Le guerre producono record e statistiche.

I morti nei conflitti armati rappresentano vite spezzate, famiglie distrutte e comunità colpite. I dati hanno un ruolo importante: permettono di analizzare le dinamiche della politica globale e i fallimenti della comunità internazionale, oltre a non far dimenticare conflitti che spesso non ricevono sufficiente attenzione.
Uno dei progetti di ricerca più dettagliati sui conflitti armati è l’Uppsala Conflict Data Program (Ucdp), il quale, da vent’anni, produce un’enciclopedia online delle guerre e offre un’analisi annuale sull’andamento dei conflitti. La più recente analisi è stata pubblicata sulla rivista Journal of Peace Research.
Il numero di conflitti armati con attori statali attivi è aumentato, passando da 59 nel 2023 a 61 nel 2024. Questo segna il secondo anno consecutivo di un numero record di conflitti, con pochi risolti. Solo cinque conflitti attivi nel 2023 sono scesi sotto la soglia di 25 morti in battaglia all’anno nel 2024, il declino più basso dal 2013. Nessuna delle guerre in corso nel 2023, quelle con almeno mille morti, è scesa sotto questa soglia nel 2024.
Nel 2024 sono state contate 11 guerre, due in più rispetto al 2023, il numero più alto dal 2016. Dal 2021, solo una guerra ha avuto un accordo di pace (Etiopia), mentre tre sono scese sotto la soglia di guerra (Afghanistan, Mali e Yemen) ma rimangono attive. Nel frattempo, sono scoppiate 11 nuove guerre, e il conflitto in Siria si è concluso nel 2024 con la vittoria dei ribelli.

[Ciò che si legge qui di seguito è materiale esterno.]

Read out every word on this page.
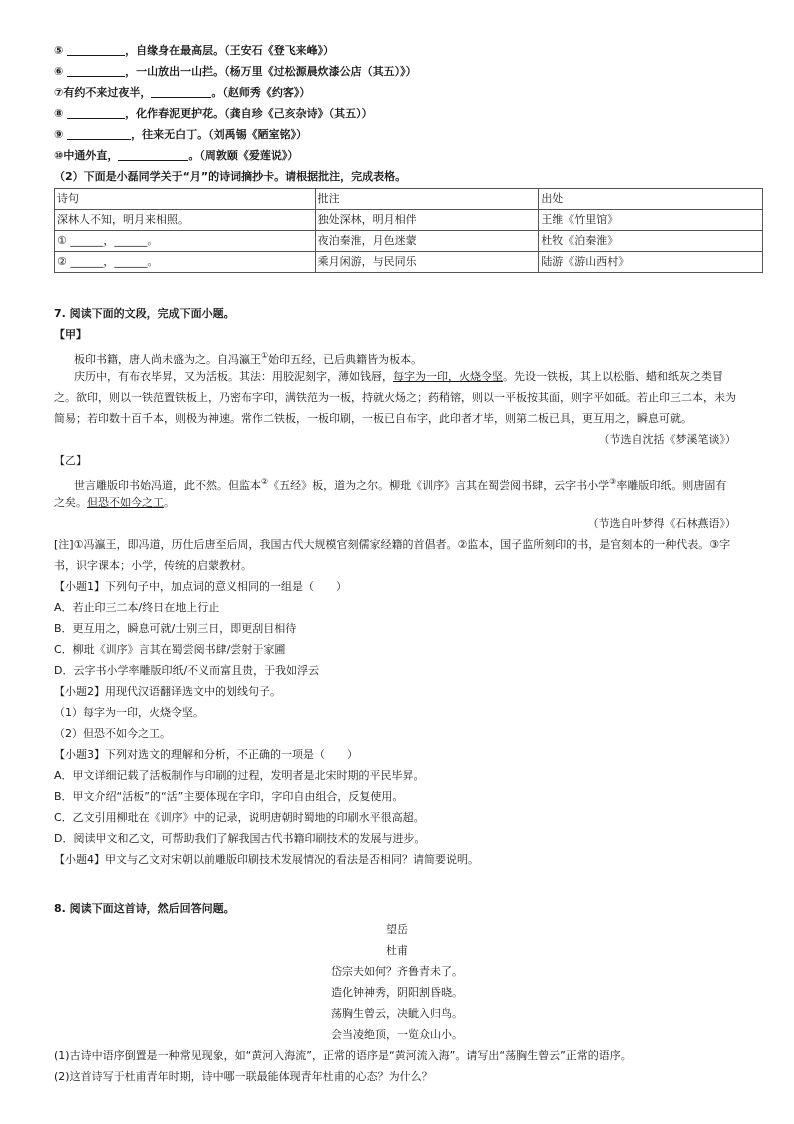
⑤	，自缘身在最高层。（王安石《登飞来峰》）
⑥	，一山放出一山拦。（杨万里《过松源晨炊漆公店（其五）》）
⑦有约不来过夜半，	。（赵师秀《约客》）
⑧	，化作春泥更护花。（龚自珍《己亥杂诗》（其五））
⑨	，往来无白丁。（刘禹锡《陋室铭》）
⑩中通外直，	。（周敦颐《爱莲说》）
（2）下面是小磊同学关于“月”的诗词摘抄卡。请根据批注，完成表格。
诗句	批注	出处
深林人不知，明月来相照。	独处深林，明月相伴	王维《竹里馆》
① ______，______。	夜泊秦淮，月色迷蒙	杜牧《泊秦淮》
② ______，______。	乘月闲游，与民同乐	陆游《游山西村》
7. 阅读下面的文段，完成下面小题。
【甲】
板印书籍，唐人尚未盛为之。自冯瀛王①始印五经，已后典籍皆为板本。
庆历中，有布衣毕昇，又为活板。其法：用胶泥刻字，薄如钱唇，每字为一印，火烧令坚。先设一铁板，其上以松脂、蜡和纸灰之类冒
之。欲印，则以一铁范置铁板上，乃密布字印，满铁范为一板，持就火炀之；药稍镕，则以一平板按其面，则字平如砥。若止印三二本，未为
简易；若印数十百千本，则极为神速。常作二铁板，一板印刷，一板已自布字，此印者才毕，则第二板已具，更互用之，瞬息可就。
（节选自沈括《梦溪笔谈》）
【乙】
世言雕版印书始冯道，此不然。但监本②《五经》板，道为之尔。柳玭《训序》言其在蜀尝阅书肆，云字书小学③率雕版印纸。则唐固有
之矣。但恐不如今之工。
（节选自叶梦得《石林燕语》）
[注]①冯瀛王，即冯道，历仕后唐至后周，我国古代大规模官刻儒家经籍的首倡者。②监本，国子监所刻印的书，是官刻本的一种代表。③字
书，识字课本；小学，传统的启蒙教材。
【小题1】下列句子中，加点词的意义相同的一组是（　　）
A．若止印三二本/终日在地上行止
B．更互用之，瞬息可就/士别三日，即更刮目相待
C．柳玭《训序》言其在蜀尝阅书肆/尝射于家圃
D．云字书小学率雕版印纸/不义而富且贵，于我如浮云
【小题2】用现代汉语翻译选文中的划线句子。
（1）每字为一印，火烧令坚。
（2）但恐不如今之工。
【小题3】下列对选文的理解和分析，不正确的一项是（　　）
A．甲文详细记载了活板制作与印刷的过程，发明者是北宋时期的平民毕昇。
B．甲文介绍“活板”的“活”主要体现在字印，字印自由组合，反复使用。
C．乙文引用柳玭在《训序》中的记录，说明唐朝时蜀地的印刷水平很高超。
D．阅读甲文和乙文，可帮助我们了解我国古代书籍印刷技术的发展与进步。
【小题4】甲文与乙文对宋朝以前雕版印刷技术发展情况的看法是否相同？请简要说明。
8. 阅读下面这首诗，然后回答问题。
望岳
杜甫
岱宗夫如何？齐鲁青未了。
造化钟神秀，阴阳割昏晓。
荡胸生曾云，决眦入归鸟。
会当凌绝顶，一览众山小。
(1)古诗中语序倒置是一种常见现象，如“黄河入海流”，正常的语序是“黄河流入海”。请写出“荡胸生曾云”正常的语序。
(2)这首诗写于杜甫青年时期，诗中哪一联最能体现青年杜甫的心态？为什么？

Le vittime dei conflitti sono state registrate in 128.400 nel 2024, un lieve calo rispetto alle 131.000 del 2023. Questi numeri rimangono tra i più alti dal 1989. Il conflitto tra Russia e Ucraina è il più mortale al mondo, con quasi 75.700 vittime, che rappresentano quasi il 59% di tutte le morti da conflitti nell’anno. La maggior parte delle vittime sono combattenti, con oltre 55.000 perdite militari russe e quasi 18.000 ucraine, e questi numeri sono solo stime al ribasso.
L’analisi include anche una sezione sulla classificazione delle vittime e le sfide nell’identificazione tra civili e combattenti. Queste questioni sono fortemente politicizzate, spesso senza adeguate discussioni metodologiche, come nel dibattito sulle vittime palestinesi a Gaza. Diverse circostanze limitano l’accesso alle informazioni, con governi e gruppi armati che possono ostacolare le verifiche e colpire i giornalisti.

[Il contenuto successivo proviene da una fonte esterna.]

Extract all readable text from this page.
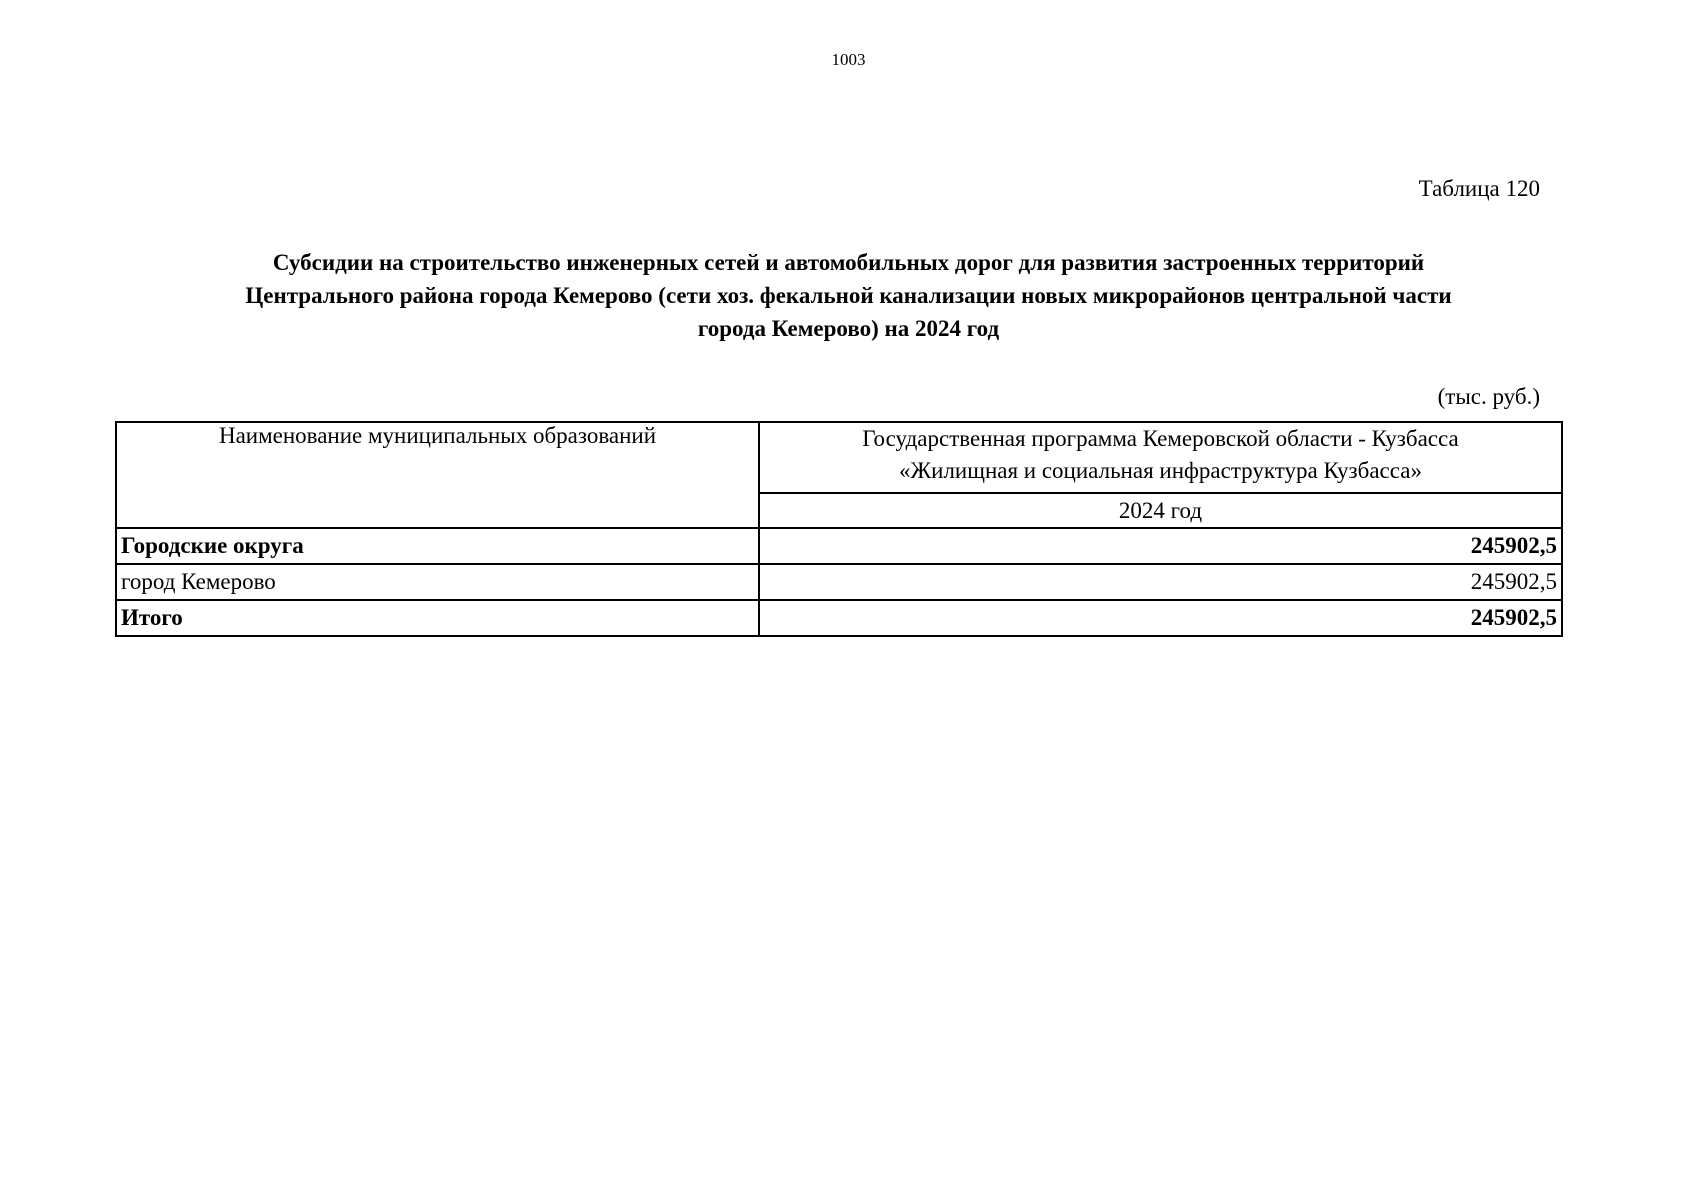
1003
Таблица 120
Субсидии на строительство инженерных сетей и автомобильных дорог для развития застроенных территорий
Центрального района города Кемерово (сети хоз. фекальной канализации новых микрорайонов центральной части
города Кемерово) на 2024 год
(тыс. руб.)
Наименование муниципальных образований	Государственная программа Кемеровской области - Кузбасса
«Жилищная и социальная инфраструктура Кузбасса»

	2024 год
Городские округа	245902,5
город Кемерово	245902,5
Итого	245902,5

A Gaza, dove i giornalisti internazionali non sono stati in grado di accedere, il Committee to Protect Journalists ha registrato 98 giornalisti uccisi nei territori palestinesi occupati dal 2024, costituendo il 74% del totale globale. La discussione sui dati relativi ai morti a Gaza è stata caratterizzata da aspre polemiche e strumentalizzazioni. Dati provenienti da rapporti delle Nazioni Unite e ricerche pubblicate su riviste scientifiche sono stati frequentemente contestati.
Dopo il 7 ottobre, giorno in cui Hamas ha ucciso oltre un migliaio di cittadini israeliani, tra ottobre 2023 e la fine del 2024, quasi 50.000 persone sono state uccise a Gaza, per la maggior parte civili. Ciò conferma le stime delle Nazioni Unite e delle fonti palestinesi.
Ulteriori analisi riguardano conflitti in cui Israele ha avuto un ruolo importante: una guerra contro Hezbollah nel Libano meridionale e un conflitto contro l’Iran, attivo dal 2018 e intensificatosi nel 2024 con oltre 500 morti. Questo conflitto rischia di destabilizzare ulteriormente il Medio Oriente. Il conflitto tra Israele e Hezbollah si è riacceso subito dopo l’attacco di Hamas del 7 ottobre, raggiungendo livelli di violenza significativi a settembre 2024, con bombardamenti che hanno causato migliaia di morti.
Dal 2010, il numero di conflitti statali nel mondo è quasi raddoppiato, e il numero totale di morti è quintuplicato. Mentre i ricercatori si occupano di raccogliere e condividere dati sulla violenza, è fondamentale che i cittadini e le istituzioni politiche non rimangano indifferenti ai dati sulla violenza.